My wonder increased. Could it be that Lucia and I were alone in this great castle! I cannot tell whether the thought brought me more happiness or discontent. Clearly, I was the only guest. Was I to remain so, or would others join us after dinner? My heart beat faint and tumultuously. At random I answered to Lucia's questionings about my journey. My slow-moving Northern intelligence began to form questions which I must ask. Through the laughing charm of my lady's face and the burning radiance of her eyes, there grew into plainness against the tapestry the sad, pale face of my mother and her clear, consistent eyes.
I talked--I answered--I listened--all through a humming chaos. For the teaching of the moorland farm, the ethic of the Sabbath nights lit by a single candle and sanctified by the chanted psalm and the open Book, possessed me. It was the domination of the Puritan base, and most bitterly I resented, while I could not prevent, its hold upon me.

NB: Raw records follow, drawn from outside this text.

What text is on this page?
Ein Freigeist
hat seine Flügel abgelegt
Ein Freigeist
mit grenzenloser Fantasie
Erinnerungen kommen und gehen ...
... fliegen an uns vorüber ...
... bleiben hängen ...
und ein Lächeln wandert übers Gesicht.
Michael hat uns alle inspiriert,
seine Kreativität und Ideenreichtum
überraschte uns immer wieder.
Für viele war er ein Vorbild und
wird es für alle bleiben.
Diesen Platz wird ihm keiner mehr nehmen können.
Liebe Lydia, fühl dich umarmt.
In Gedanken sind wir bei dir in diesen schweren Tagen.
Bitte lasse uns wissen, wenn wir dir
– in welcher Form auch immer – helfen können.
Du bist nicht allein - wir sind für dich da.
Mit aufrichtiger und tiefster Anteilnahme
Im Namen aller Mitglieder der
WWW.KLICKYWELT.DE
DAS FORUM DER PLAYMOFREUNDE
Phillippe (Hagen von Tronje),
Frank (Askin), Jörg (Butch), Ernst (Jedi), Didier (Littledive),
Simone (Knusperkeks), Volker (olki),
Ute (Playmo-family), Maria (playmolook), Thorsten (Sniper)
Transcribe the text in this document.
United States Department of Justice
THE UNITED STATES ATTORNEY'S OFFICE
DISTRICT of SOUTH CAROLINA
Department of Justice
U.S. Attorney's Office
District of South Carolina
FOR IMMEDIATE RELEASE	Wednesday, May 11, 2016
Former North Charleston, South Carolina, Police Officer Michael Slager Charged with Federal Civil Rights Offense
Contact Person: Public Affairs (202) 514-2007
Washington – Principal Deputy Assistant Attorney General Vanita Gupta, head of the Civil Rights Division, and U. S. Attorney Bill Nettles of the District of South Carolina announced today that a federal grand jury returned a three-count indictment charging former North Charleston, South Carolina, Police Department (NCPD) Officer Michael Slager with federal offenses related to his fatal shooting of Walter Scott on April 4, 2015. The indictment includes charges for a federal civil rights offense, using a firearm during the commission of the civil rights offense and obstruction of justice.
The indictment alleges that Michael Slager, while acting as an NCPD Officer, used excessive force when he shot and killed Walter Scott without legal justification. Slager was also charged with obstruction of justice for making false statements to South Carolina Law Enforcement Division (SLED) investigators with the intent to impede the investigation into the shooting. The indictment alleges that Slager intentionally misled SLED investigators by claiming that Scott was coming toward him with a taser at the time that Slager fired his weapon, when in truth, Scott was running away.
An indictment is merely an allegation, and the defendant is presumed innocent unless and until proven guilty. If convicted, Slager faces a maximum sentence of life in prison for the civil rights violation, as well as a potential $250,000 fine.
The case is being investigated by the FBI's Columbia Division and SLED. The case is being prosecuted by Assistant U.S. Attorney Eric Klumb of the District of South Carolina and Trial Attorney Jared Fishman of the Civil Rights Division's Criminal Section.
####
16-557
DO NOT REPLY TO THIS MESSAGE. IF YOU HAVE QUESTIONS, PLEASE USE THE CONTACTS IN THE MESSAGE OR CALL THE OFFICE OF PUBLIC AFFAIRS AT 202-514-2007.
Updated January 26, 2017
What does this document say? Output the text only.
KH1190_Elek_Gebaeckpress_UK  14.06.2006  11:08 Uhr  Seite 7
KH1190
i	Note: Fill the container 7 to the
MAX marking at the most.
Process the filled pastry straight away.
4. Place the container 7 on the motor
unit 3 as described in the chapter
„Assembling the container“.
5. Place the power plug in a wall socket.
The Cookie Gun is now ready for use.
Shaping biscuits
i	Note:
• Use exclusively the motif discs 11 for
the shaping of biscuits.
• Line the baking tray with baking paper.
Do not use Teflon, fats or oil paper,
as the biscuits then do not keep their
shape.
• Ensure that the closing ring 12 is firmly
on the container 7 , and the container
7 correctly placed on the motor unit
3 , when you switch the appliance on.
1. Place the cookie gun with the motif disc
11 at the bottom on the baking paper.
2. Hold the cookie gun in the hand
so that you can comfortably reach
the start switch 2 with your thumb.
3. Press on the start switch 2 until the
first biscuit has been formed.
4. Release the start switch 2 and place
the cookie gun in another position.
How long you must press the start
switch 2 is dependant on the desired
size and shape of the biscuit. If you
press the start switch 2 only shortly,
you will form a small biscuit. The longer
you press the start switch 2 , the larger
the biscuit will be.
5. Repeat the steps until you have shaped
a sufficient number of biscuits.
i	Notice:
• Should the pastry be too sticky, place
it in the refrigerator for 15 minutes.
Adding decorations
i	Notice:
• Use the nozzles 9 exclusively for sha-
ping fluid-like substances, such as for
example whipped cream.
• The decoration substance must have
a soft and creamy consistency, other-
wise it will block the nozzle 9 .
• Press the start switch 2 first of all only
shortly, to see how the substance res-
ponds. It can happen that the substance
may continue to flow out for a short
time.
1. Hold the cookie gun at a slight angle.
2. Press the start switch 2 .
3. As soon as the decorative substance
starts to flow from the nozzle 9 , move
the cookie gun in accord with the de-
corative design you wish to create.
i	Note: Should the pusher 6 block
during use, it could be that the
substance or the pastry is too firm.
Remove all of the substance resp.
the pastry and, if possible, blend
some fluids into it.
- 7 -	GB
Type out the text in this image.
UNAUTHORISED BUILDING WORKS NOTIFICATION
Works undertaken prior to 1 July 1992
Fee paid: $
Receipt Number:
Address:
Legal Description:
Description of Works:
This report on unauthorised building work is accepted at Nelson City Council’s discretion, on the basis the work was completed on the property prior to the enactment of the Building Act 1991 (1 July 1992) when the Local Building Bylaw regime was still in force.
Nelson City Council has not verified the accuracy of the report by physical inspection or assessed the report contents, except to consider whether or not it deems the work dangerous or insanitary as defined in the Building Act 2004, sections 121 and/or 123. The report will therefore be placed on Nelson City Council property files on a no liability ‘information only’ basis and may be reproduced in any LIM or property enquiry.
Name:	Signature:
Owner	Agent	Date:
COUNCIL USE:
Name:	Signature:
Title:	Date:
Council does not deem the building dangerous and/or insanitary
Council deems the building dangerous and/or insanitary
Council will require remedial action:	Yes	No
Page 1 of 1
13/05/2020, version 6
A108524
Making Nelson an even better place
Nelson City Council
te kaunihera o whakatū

Dinner was over. We took our way into a drawing-room, divided into two parts by a screen which was drawn half-way. In the other half of the great room stood an ancient piano, and to this our ancient lady betook herself.
The Countess sat down in a luxurious chair, and motioned me to sit close by her in another, but one smaller and lower. We talked of many things, circling ever about ourselves. Yet I could not keep the old farm out of my mind--its simple manners, its severe code of morals, its labour and its pain. Also there came another thought, the sense that all this had happened before--the devil's fear that I was not the first who had so sat alone beside the Countess and seen the obsequious movement of these well-trained servants.
"Tell me, Douglas," at last the Countess said, glancing down kindly at me, "why you are so silent and _distrait_. This is our first evening here, and yet you are sad and forgetful, even of me."
What a blind fool I was not to see the innocence and love in her eyes!
"Countess--" I began, and paused uncertain.